Singh and Vale sipped their drinks – or feigned to – until any casual interest had died away. Then Vale opened a cheap newspaper to the racing pages, and the two men bent their heads over it.
‘Bad news, I’m afraid,’ Singh said quietly. ‘We’re being pressured to find the culprit behind the arson attack as fast as possible. Madame Sterrington’s being put forward as one of the possible suspects. Not the only one, of course – my superiors aren’t that obvious – but her name’s on the list.’
‘Inconvenient, though also informative. I learn as much from what you’re ordered to hush up as I do from what you’re allowed to pass on to me.’
‘And as long as they believe I am hushing it up, it keeps them trusting me,’ Singh agreed. ‘Otherwise I wouldn’t have been given a sniff at the records you wanted today.’
Vale nodded. He understood that the police force, like any large institution, had ways of ensuring that certain information was kept secret. Sometimes word came down that a matter had to be ‘solved’ – by whatever means necessary – to keep it out of the papers. That was when the powers-that-be found people like him useful.
Of course, word didn’t always come down from above. Sometimes it came from a distinctly lateral route. If he’d had more leisure, he would have investigated how pressure was being applied to Singh’s superiors. But time was of the essence here. ‘And did you get to see those records?’ he asked.
‘I had one of my runners pull them – together with a set of others to confuse the issue.’ Singh feigned a swallow of beer. ‘You were right that all the crimes in question show signs of a protection racket in operation, or blackmail. And all these cases were reported by concerned family members. The actual victims denied that any crime had occurred at all when the police came round to inquire.
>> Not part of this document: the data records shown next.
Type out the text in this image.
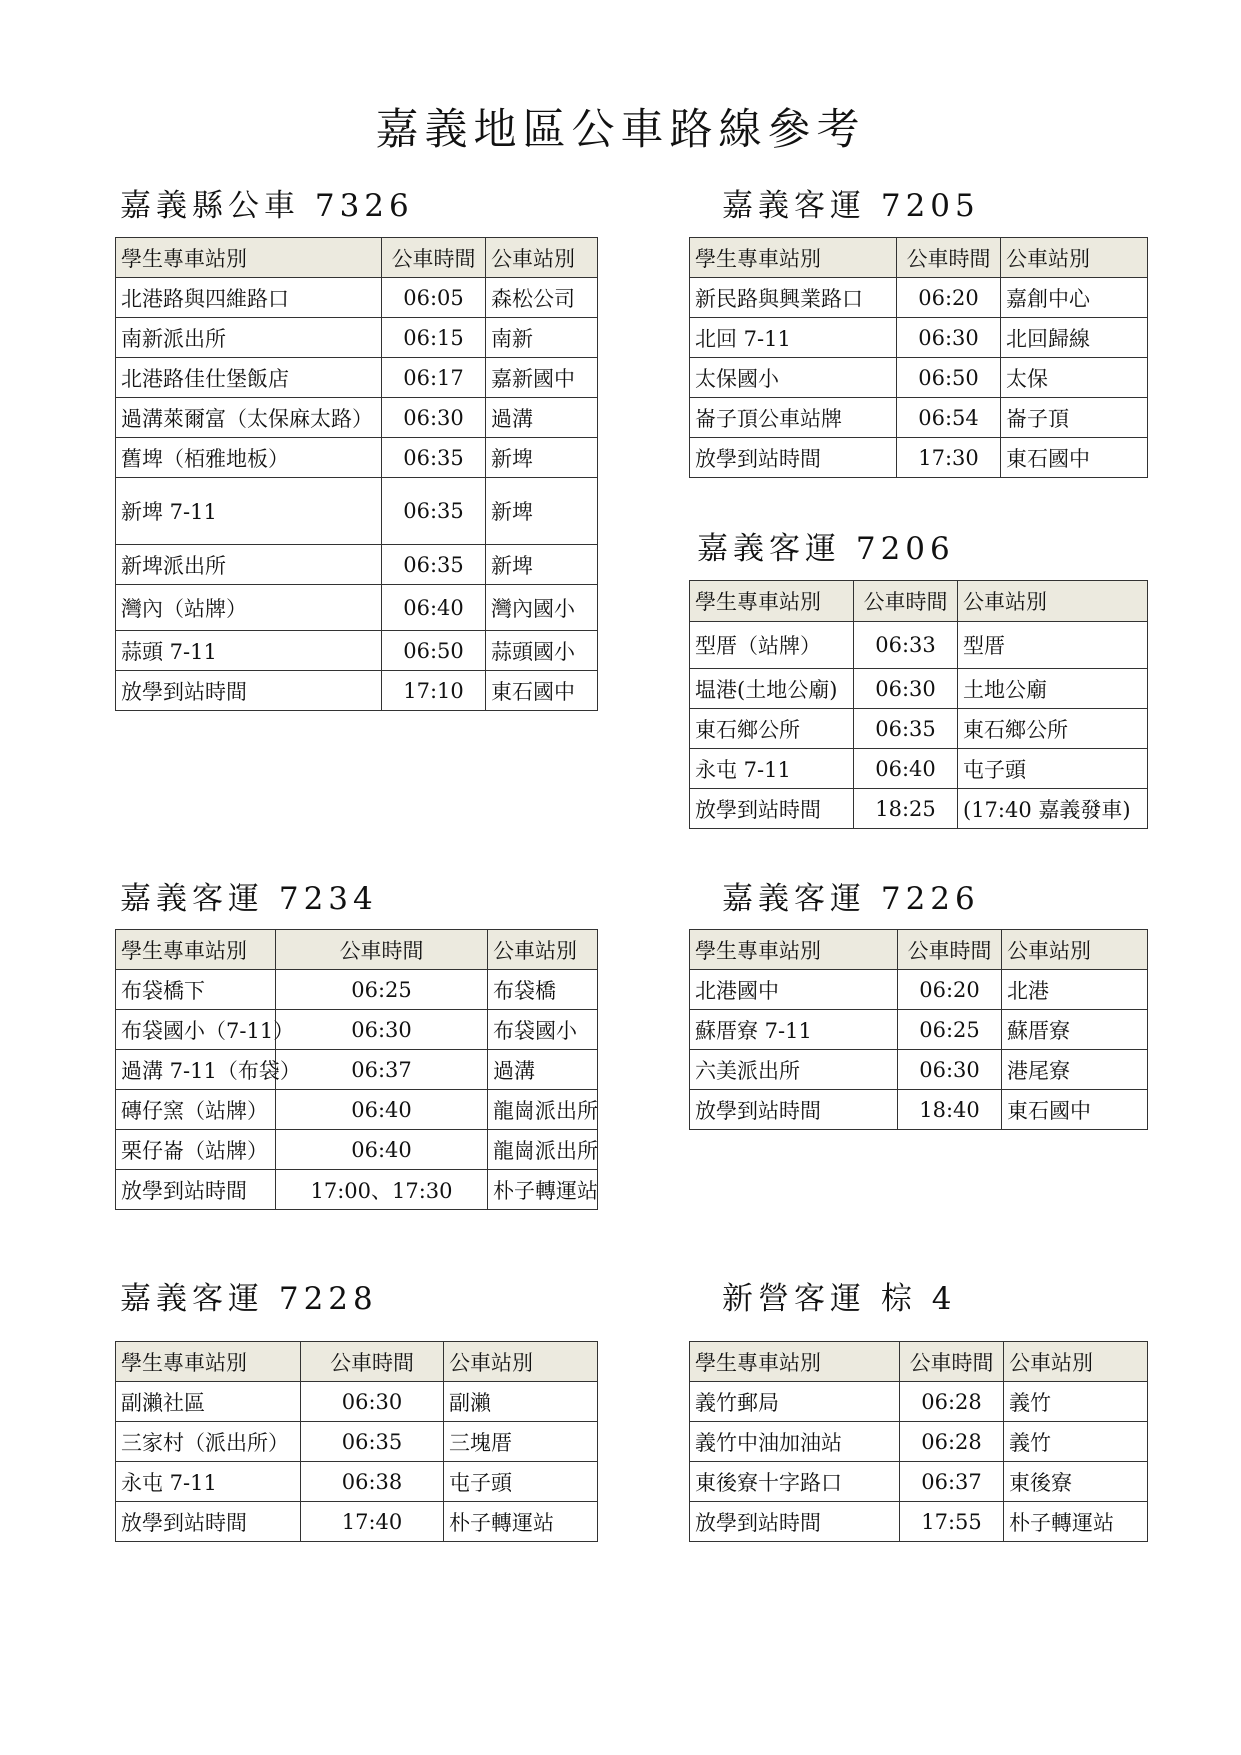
嘉義地區公車路線參考
嘉義縣公車 7326
學生專車站別	公車時間	公車站別
北港路與四維路口	06:05	森松公司
南新派出所	06:15	南新
北港路佳仕堡飯店	06:17	嘉新國中
過溝萊爾富（太保麻太路）	06:30	過溝
舊埤（栢雅地板）	06:35	新埤
新埤 7-11	06:35	新埤
新埤派出所	06:35	新埤
灣內（站牌）	06:40	灣內國小
蒜頭 7-11	06:50	蒜頭國小
放學到站時間	17:10	東石國中
嘉義客運 7205
學生專車站別	公車時間	公車站別
新民路與興業路口	06:20	嘉創中心
北回 7-11	06:30	北回歸線
太保國小	06:50	太保
崙子頂公車站牌	06:54	崙子頂
放學到站時間	17:30	東石國中
嘉義客運 7206
學生專車站別	公車時間	公車站別
型厝（站牌）	06:33	型厝
塭港(土地公廟)	06:30	土地公廟
東石鄉公所	06:35	東石鄉公所
永屯 7-11	06:40	屯子頭
放學到站時間	18:25	(17:40 嘉義發車)
嘉義客運 7234
學生專車站別	公車時間	公車站別
布袋橋下	06:25	布袋橋
布袋國小（7-11）	06:30	布袋國小
過溝 7-11（布袋）	06:37	過溝
磚仔窯（站牌）	06:40	龍崗派出所
栗仔崙（站牌）	06:40	龍崗派出所
放學到站時間	17:00、17:30	朴子轉運站
嘉義客運 7226
學生專車站別	公車時間	公車站別
北港國中	06:20	北港
蘇厝寮 7-11	06:25	蘇厝寮
六美派出所	06:30	港尾寮
放學到站時間	18:40	東石國中
嘉義客運 7228
學生專車站別	公車時間	公車站別
副瀨社區	06:30	副瀨
三家村（派出所）	06:35	三塊厝
永屯 7-11	06:38	屯子頭
放學到站時間	17:40	朴子轉運站
新營客運 棕 4
學生專車站別	公車時間	公車站別
義竹郵局	06:28	義竹
義竹中油加油站	06:28	義竹
東後寮十字路口	06:37	東後寮
放學到站時間	17:55	朴子轉運站
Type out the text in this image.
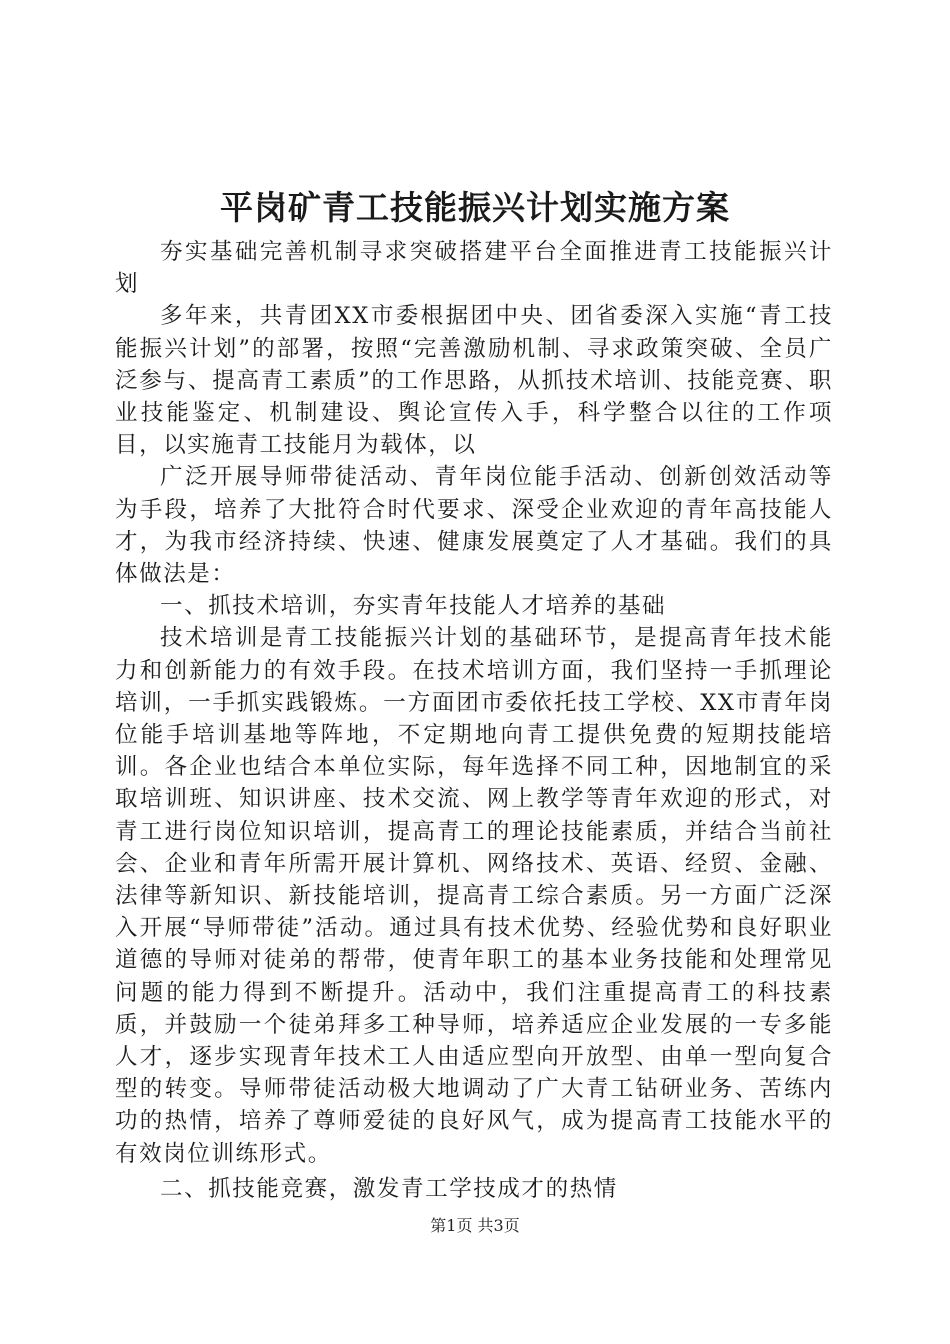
平岗矿青工技能振兴计划实施方案

夯实基础完善机制寻求突破搭建平台全面推进青工技能振兴计划

多年来，共青团XX市委根据团中央、团省委深入实施“青工技能振兴计划”的部署，按照“完善激励机制、寻求政策突破、全员广泛参与、提高青工素质”的工作思路，从抓技术培训、技能竞赛、职业技能鉴定、机制建设、舆论宣传入手，科学整合以往的工作项目，以实施青工技能月为载体，以

广泛开展导师带徒活动、青年岗位能手活动、创新创效活动等为手段，培养了大批符合时代要求、深受企业欢迎的青年高技能人才，为我市经济持续、快速、健康发展奠定了人才基础。我们的具体做法是：

一、抓技术培训，夯实青年技能人才培养的基础

技术培训是青工技能振兴计划的基础环节，是提高青年技术能力和创新能力的有效手段。在技术培训方面，我们坚持一手抓理论培训，一手抓实践锻炼。一方面团市委依托技工学校、XX市青年岗位能手培训基地等阵地，不定期地向青工提供免费的短期技能培训。各企业也结合本单位实际，每年选择不同工种，因地制宜的采取培训班、知识讲座、技术交流、网上教学等青年欢迎的形式，对青工进行岗位知识培训，提高青工的理论技能素质，并结合当前社会、企业和青年所需开展计算机、网络技术、英语、经贸、金融、法律等新知识、新技能培训，提高青工综合素质。另一方面广泛深入开展“导师带徒”活动。通过具有技术优势、经验优势和良好职业道德的导师对徒弟的帮带，使青年职工的基本业务技能和处理常见问题的能力得到不断提升。活动中，我们注重提高青工的科技素质，并鼓励一个徒弟拜多工种导师，培养适应企业发展的一专多能人才，逐步实现青年技术工人由适应型向开放型、由单一型向复合型的转变。导师带徒活动极大地调动了广大青工钻研业务、苦练内功的热情，培养了尊师爱徒的良好风气，成为提高青工技能水平的有效岗位训练形式。

二、抓技能竞赛，激发青工学技成才的热情

第1页 共3页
Denied it very vehemently, in some cases.’
Vale nodded. He would expect the Professor to be thorough when it came to controlling rumours of his activities. ‘Was there any police follow-up?’
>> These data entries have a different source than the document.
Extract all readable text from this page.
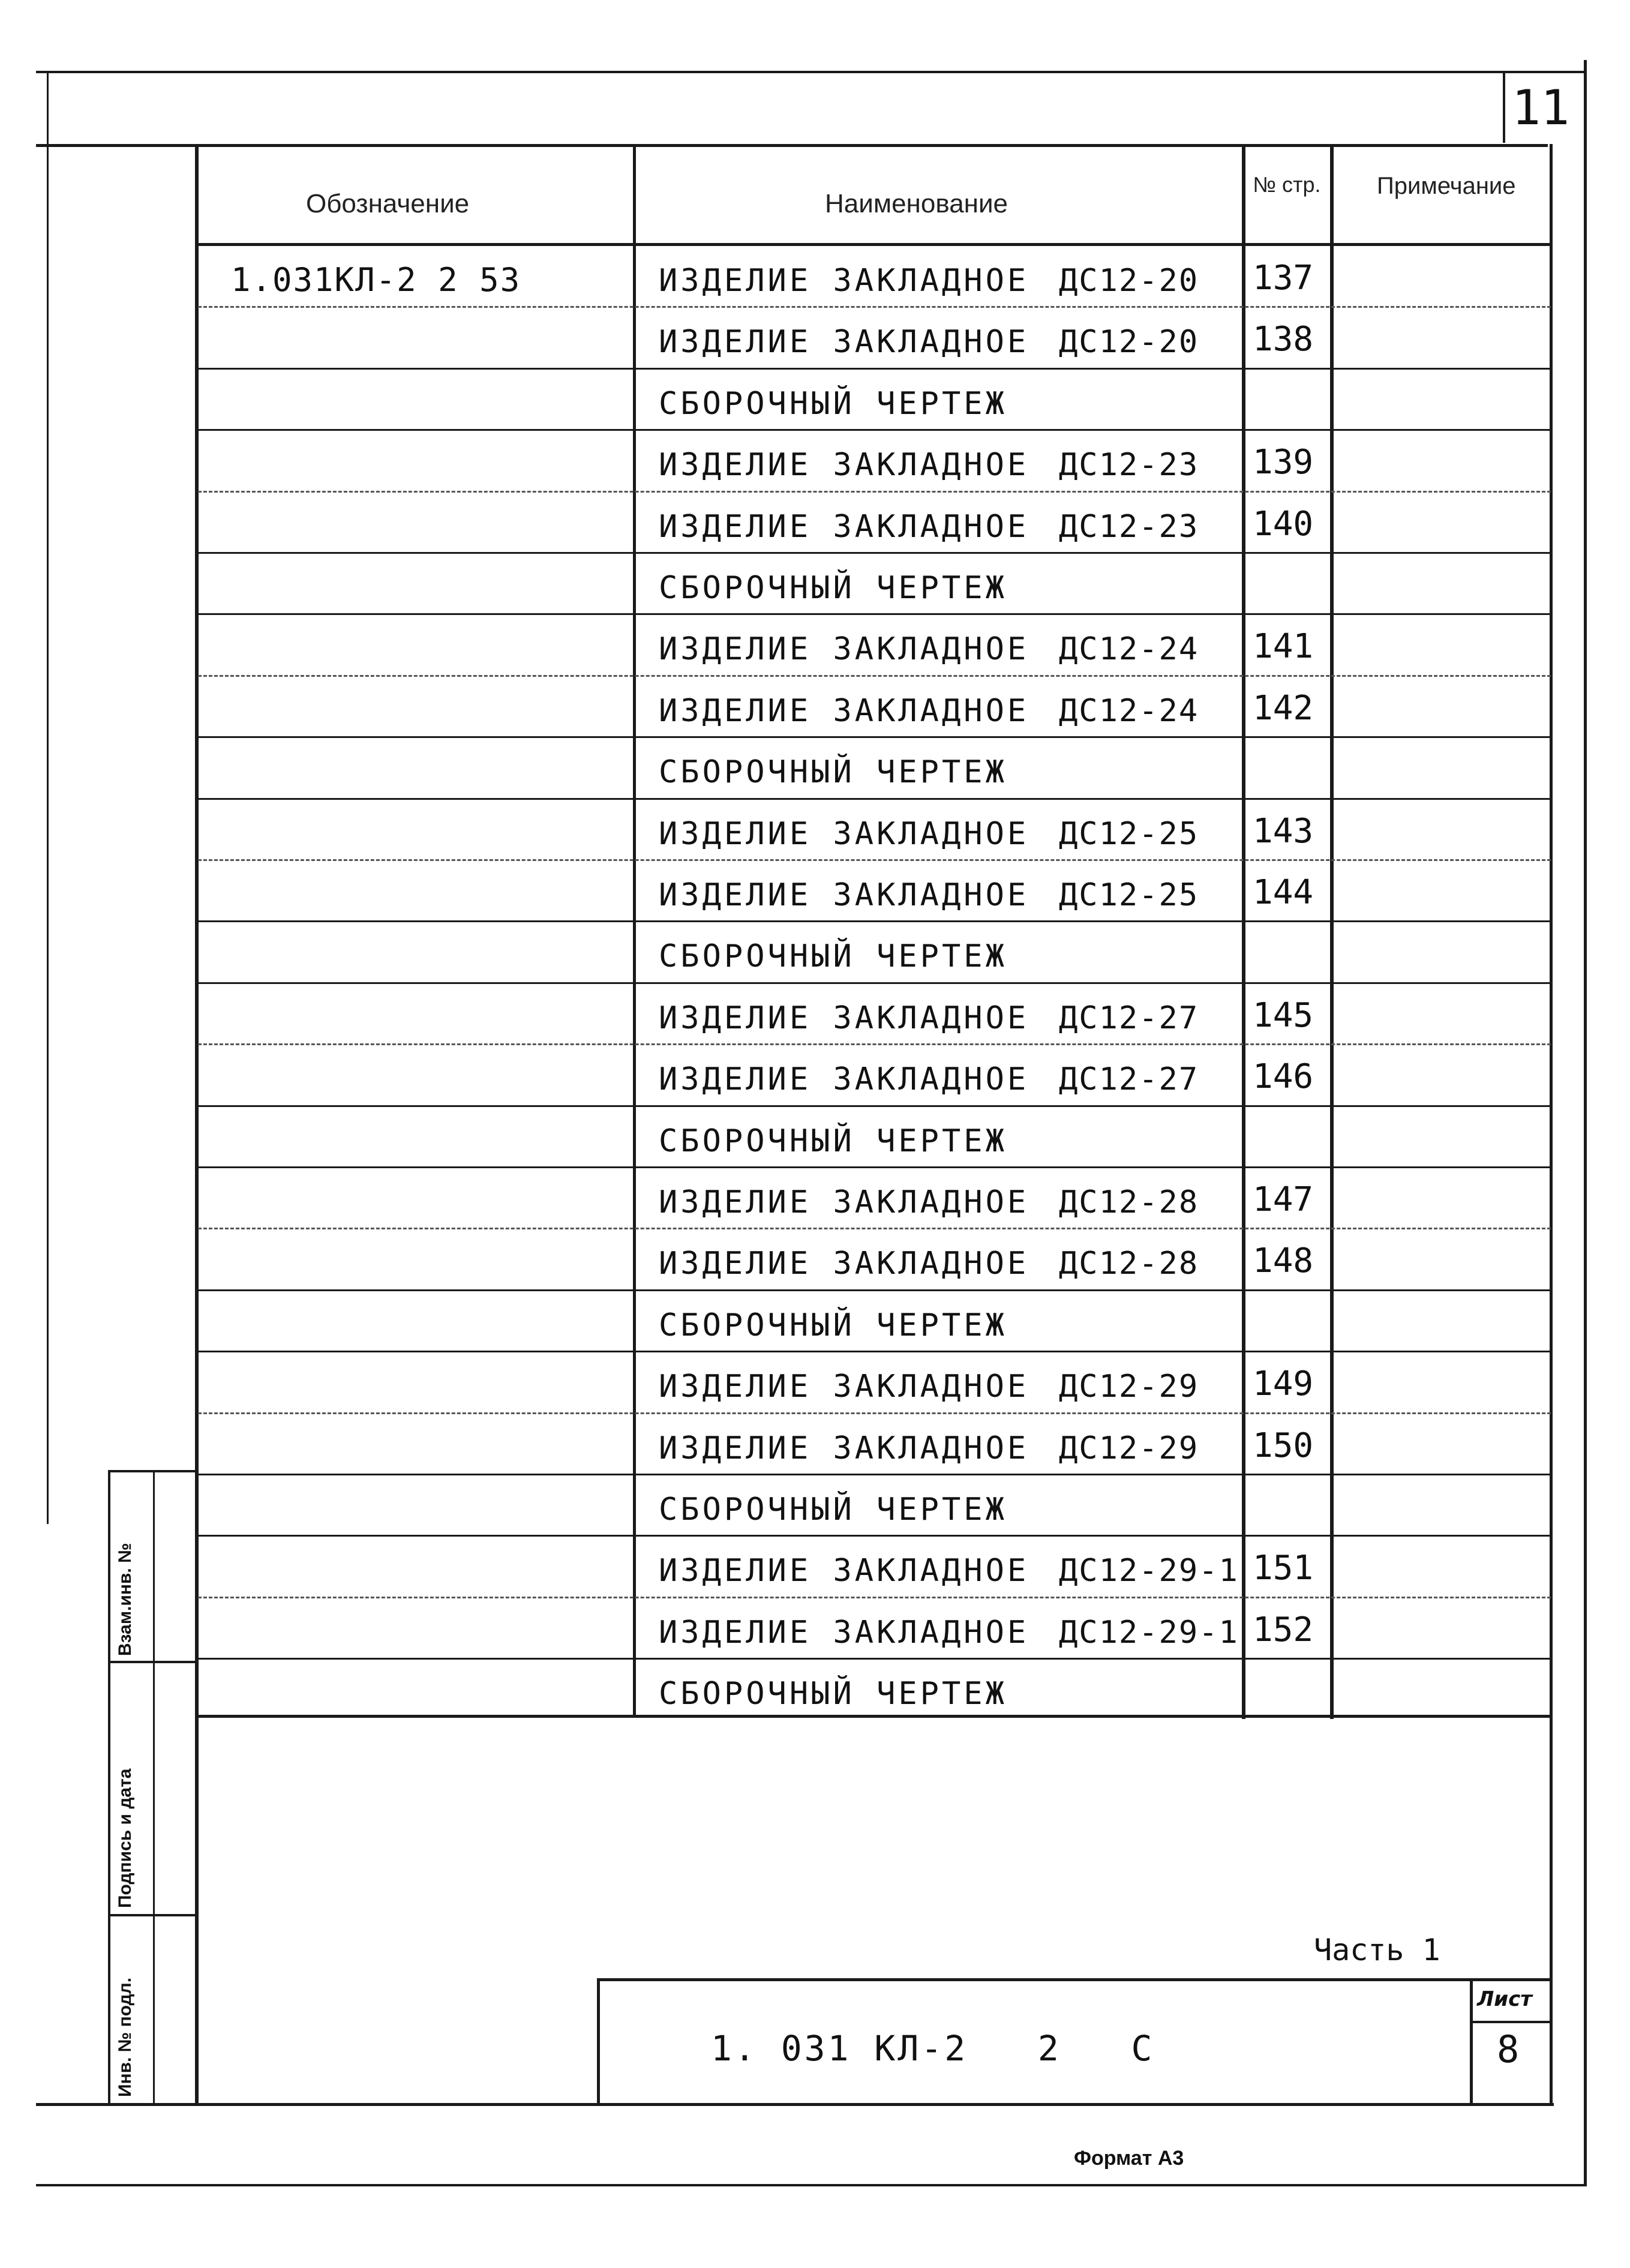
11
Обозначение	Наименование
№ стр. Примечание
1.031КЛ-2 2 53	ИЗДЕЛИЕ ЗАКЛАДНОЕ ДС12-20 137
ИЗДЕЛИЕ ЗАКЛАДНОЕ ДС12-20 138
СБОРОЧНЫЙ ЧЕРТЕЖ
ИЗДЕЛИЕ ЗАКЛАДНОЕ ДС12-23 139
ИЗДЕЛИЕ ЗАКЛАДНОЕ ДС12-23 140
СБОРОЧНЫЙ ЧЕРТЕЖ
ИЗДЕЛИЕ ЗАКЛАДНОЕ ДС12-24 141
ИЗДЕЛИЕ ЗАКЛАДНОЕ ДС12-24 142
СБОРОЧНЫЙ ЧЕРТЕЖ
ИЗДЕЛИЕ ЗАКЛАДНОЕ ДС12-25 143
ИЗДЕЛИЕ ЗАКЛАДНОЕ ДС12-25 144
СБОРОЧНЫЙ ЧЕРТЕЖ
ИЗДЕЛИЕ ЗАКЛАДНОЕ ДС12-27 145
ИЗДЕЛИЕ ЗАКЛАДНОЕ ДС12-27 146
СБОРОЧНЫЙ ЧЕРТЕЖ
ИЗДЕЛИЕ ЗАКЛАДНОЕ ДС12-28 147
ИЗДЕЛИЕ ЗАКЛАДНОЕ ДС12-28 148
СБОРОЧНЫЙ ЧЕРТЕЖ
ИЗДЕЛИЕ ЗАКЛАДНОЕ ДС12-29 149
ИЗДЕЛИЕ ЗАКЛАДНОЕ ДС12-29 150
СБОРОЧНЫЙ ЧЕРТЕЖ
ИЗДЕЛИЕ ЗАКЛАДНОЕ ДС12-29-1 151
ИЗДЕЛИЕ ЗАКЛАДНОЕ ДС12-29-1 152
СБОРОЧНЫЙ ЧЕРТЕЖ
Взам.инв. №
Подпись и дата
Инв. № подл.
Часть 1
1. 031 КЛ-2   2   С
Лист
8
Формат А3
‘Only in one case, and that only because the fellow committed suicide. Belson, the painter – the one who was implicated in the Flemish Primitives forgeries case, remember?’ Singh waited for Vale’s nod. ‘He’d already lost all his money and a fair amount more at cards, so when he blew his brains out nobody was surprised. But his lady friend had gone to the police earlier, claiming that he was being blackmailed. It made his death look suspicious. She apparently left town the day after.’
‘And I suspect that – conveniently – she hasn’t been heard from since.’
‘Not a word. So what do you have in mind?’
‘I’ve told you I believe a new spider has entered London’s web,’ Vale said, allowing himself just a touch of metaphor. ‘Previously, he’s been acting through agents and catspaws. But his empire has now extended far enough that even the police begin to perceive it.’
‘Miss Winters would tell you that such a spider can be female just as well as male,’ Singh noted, tankard raised to conceal a smile.
Vale snorted. ‘Very well. I concede the gender is unconfirmed until we have further information. However, I am certain of this mastermind’s presence – and I’m now sure that they’re linked to the recent assassination attempts.’
Singh turned his tankard in his hand, watching the sway of liquid rather than meeting Vale’s eyes. ‘We’ve known each other for a while now. May I speak without prejudice?’
‘Always,’ Vale answered. He was not the sort of man to talk of ‘friends’ but he had known Singh for years – nearly a decade, all in all – and he trusted the man absolutely.